Opsi Darurat Sipil Tidak Sesuai dengan Kondisi Indonesia Saat Ini
Ia menilai dalam penerapan darurat sipil, tentunya tidak ada kewajiban bagi pemerintah untuk memenuhi kebutuhan pokok bagi warganya
Penulis: Fitri Wulandari
Editor: Imanuel Nicolas Manafe
Laporan Wartawan Tribunnews.com, Fitri Wulandari
TRIBUNNEWS.COM, JAKARTA - Ekonom INDEF Bhima Yudhistira menilai langkah pemerintah yang memilih menerapkan darurat sipil dibandingkan karantina wilayah dalam pencegahan penyebaran virus corona (Covid-19) sebagai hal yang kurang tepat.
Ia menilai dalam penerapan darurat sipil, tentunya tidak ada kewajiban bagi pemerintah untuk memenuhi kebutuhan pokok bagi warganya.
Baca: Ekonom Pertanyakan Keputusan Pemerintah Terapkan Darurat Sipil Cegah Penyebaran Virus Corona
Hal inilah yang ia khawatirkan.
Karena semakin melesunya perekonomian Indonesia akibat virus corona tentu berdampak pada terbatasnya kemampuan masyarakat dalam memenuhi kebutuhan hidup.
"Berbeda dari karantina wilayah, dalam darurat sipil, kewajiban pemenuhan kebutuhan pokok itu tidak ada," ujar Bhima, kepada Tribunnews, Selasa (31/3/2020) siang.
Menurut Bhima, darurat sipil hanya terkait dengan pembatasan hak sipil bagi warga saat terjadi situasi seperti perang.
Berbeda dengan situasi yang terjadi saat ini yang disebabkan wabah penyakit.
"Darurat sipil lebih bicara pada persoalan pembatasan hak-hak sipil ketika terjadi kondisi darurat semacam perang, dan situasi yang mengancam negara," jelas Bhima.
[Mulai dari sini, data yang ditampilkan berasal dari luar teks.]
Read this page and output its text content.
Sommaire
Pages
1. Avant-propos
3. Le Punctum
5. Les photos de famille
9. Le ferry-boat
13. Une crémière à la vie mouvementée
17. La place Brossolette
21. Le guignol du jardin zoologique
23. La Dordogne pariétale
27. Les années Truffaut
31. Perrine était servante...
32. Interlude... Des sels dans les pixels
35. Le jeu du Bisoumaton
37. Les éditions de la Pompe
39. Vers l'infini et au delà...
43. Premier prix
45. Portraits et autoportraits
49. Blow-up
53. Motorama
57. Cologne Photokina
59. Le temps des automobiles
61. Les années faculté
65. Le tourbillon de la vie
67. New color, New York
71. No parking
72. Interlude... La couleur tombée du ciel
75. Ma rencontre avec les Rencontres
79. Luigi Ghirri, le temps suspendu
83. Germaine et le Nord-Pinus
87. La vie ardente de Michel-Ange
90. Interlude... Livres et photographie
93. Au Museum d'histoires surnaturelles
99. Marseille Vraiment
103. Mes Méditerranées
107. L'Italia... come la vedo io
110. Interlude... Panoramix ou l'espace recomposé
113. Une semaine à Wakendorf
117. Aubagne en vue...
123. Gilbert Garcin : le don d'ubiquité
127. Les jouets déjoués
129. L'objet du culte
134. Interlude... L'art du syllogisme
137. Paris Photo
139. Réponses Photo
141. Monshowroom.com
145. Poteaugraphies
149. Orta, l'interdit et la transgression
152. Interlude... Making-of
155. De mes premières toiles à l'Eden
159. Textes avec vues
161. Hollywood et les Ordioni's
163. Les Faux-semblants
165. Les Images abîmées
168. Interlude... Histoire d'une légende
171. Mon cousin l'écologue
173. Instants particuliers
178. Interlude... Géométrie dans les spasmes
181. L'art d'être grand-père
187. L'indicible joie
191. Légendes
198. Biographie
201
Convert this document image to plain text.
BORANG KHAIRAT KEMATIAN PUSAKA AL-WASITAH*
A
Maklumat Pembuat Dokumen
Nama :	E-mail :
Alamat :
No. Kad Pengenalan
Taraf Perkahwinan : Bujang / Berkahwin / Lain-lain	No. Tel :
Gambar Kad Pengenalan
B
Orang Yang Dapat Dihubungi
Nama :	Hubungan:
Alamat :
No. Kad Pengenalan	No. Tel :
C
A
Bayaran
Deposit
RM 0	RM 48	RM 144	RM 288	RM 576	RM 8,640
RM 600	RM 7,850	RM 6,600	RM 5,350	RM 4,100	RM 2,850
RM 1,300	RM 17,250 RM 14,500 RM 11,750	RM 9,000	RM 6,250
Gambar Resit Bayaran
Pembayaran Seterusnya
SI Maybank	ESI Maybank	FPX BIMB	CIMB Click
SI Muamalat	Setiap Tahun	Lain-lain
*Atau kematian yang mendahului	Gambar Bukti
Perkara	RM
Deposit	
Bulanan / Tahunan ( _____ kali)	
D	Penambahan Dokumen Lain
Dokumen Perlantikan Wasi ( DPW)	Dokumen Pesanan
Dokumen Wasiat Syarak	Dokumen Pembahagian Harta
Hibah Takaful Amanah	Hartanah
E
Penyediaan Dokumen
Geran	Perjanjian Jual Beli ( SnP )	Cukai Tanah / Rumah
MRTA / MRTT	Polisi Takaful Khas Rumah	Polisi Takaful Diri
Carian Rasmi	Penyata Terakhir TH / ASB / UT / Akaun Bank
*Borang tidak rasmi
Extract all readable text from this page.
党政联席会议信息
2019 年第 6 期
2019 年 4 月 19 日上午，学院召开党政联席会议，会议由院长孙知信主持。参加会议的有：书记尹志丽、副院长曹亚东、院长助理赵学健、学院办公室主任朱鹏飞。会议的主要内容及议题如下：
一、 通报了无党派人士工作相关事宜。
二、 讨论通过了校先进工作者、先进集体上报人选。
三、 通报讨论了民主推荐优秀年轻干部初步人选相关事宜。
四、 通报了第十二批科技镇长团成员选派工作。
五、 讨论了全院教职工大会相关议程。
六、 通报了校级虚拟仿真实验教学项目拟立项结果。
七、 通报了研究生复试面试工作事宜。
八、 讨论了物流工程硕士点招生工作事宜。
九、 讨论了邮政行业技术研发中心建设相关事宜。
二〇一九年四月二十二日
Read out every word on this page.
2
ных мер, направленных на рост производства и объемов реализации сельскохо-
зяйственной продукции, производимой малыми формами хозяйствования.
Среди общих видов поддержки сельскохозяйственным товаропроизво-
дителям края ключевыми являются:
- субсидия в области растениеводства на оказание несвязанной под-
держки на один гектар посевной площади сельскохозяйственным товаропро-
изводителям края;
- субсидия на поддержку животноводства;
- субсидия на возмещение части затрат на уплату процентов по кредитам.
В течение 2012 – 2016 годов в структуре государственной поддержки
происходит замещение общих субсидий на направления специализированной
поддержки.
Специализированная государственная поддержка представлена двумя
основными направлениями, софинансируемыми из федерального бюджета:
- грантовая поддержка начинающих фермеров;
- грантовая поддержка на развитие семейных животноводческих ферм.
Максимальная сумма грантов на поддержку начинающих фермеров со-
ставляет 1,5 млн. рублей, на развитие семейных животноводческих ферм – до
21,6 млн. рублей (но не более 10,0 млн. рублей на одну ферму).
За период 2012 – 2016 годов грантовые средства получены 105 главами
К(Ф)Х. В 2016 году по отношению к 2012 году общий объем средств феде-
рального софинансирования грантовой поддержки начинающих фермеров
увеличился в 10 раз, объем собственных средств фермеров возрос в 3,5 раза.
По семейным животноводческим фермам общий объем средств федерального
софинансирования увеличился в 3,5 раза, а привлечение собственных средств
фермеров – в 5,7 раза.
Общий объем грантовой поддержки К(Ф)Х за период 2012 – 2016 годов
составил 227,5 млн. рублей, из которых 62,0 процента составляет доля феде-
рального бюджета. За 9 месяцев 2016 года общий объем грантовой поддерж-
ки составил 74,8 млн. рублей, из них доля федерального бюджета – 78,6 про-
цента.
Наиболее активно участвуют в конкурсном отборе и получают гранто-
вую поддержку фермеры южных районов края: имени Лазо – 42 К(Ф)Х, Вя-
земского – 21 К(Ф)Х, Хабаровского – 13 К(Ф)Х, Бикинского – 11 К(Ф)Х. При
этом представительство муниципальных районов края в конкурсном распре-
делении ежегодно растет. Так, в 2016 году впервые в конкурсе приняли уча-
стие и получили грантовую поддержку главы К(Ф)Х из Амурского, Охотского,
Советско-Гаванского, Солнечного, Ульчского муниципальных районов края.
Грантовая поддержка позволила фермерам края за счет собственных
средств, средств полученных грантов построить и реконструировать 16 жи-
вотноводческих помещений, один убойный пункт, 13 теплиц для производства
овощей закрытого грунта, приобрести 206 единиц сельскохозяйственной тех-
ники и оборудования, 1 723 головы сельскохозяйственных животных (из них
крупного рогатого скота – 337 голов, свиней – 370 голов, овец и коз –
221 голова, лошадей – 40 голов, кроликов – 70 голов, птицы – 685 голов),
Perlu diketahui, munculnya opsi darurat sipil sebenarnya tercantum dalam Peraturan Pemerintah Pengganti Undang-undang (Perpu) Nomor 23 Tahun 1959.
Dalam pasal 1 pada Perpu ini, terdapat 3 poin yang menjadi pertimbangan pada penerapan darurat sipil.
Yang pertama adalah keamanan atau ketertiban hukum di seluruh wilayah atau di sebagian wilayah Negara Republik Indonesia terancam oleh pemberontakan, kerusuhan-kerusuhan atau akibat bencana alam, sehingga dikhawatirkan tidak dapat diatasi oleh alat-alat perlengkapan secara biasa.
Kemudian yang kedua adalah timbul perang atau bahaya perang atau dikhawatirkan perkosaan wilayah Negara Republik Indonesia dengan cara apapun juga.
Lalu yang ketiga adalah hidup negara berada dalam keadaan bahaya atau dari keadaan-keadaan khusus ternyata ada atau dikhawatirkan ada gejala-gejala yang dapat membahayakan hidup negara.
Melihat Perpu tersebut, Bhima menilai opsi darurat sipil tidak sesuai dengan kondisi Indonesia saat ini jika dilihat dari perspektif ekonomi.
Karena menurutnya, kehadiran negara sangat berbeda antara opsi darurat sipil dan karantina wilayah.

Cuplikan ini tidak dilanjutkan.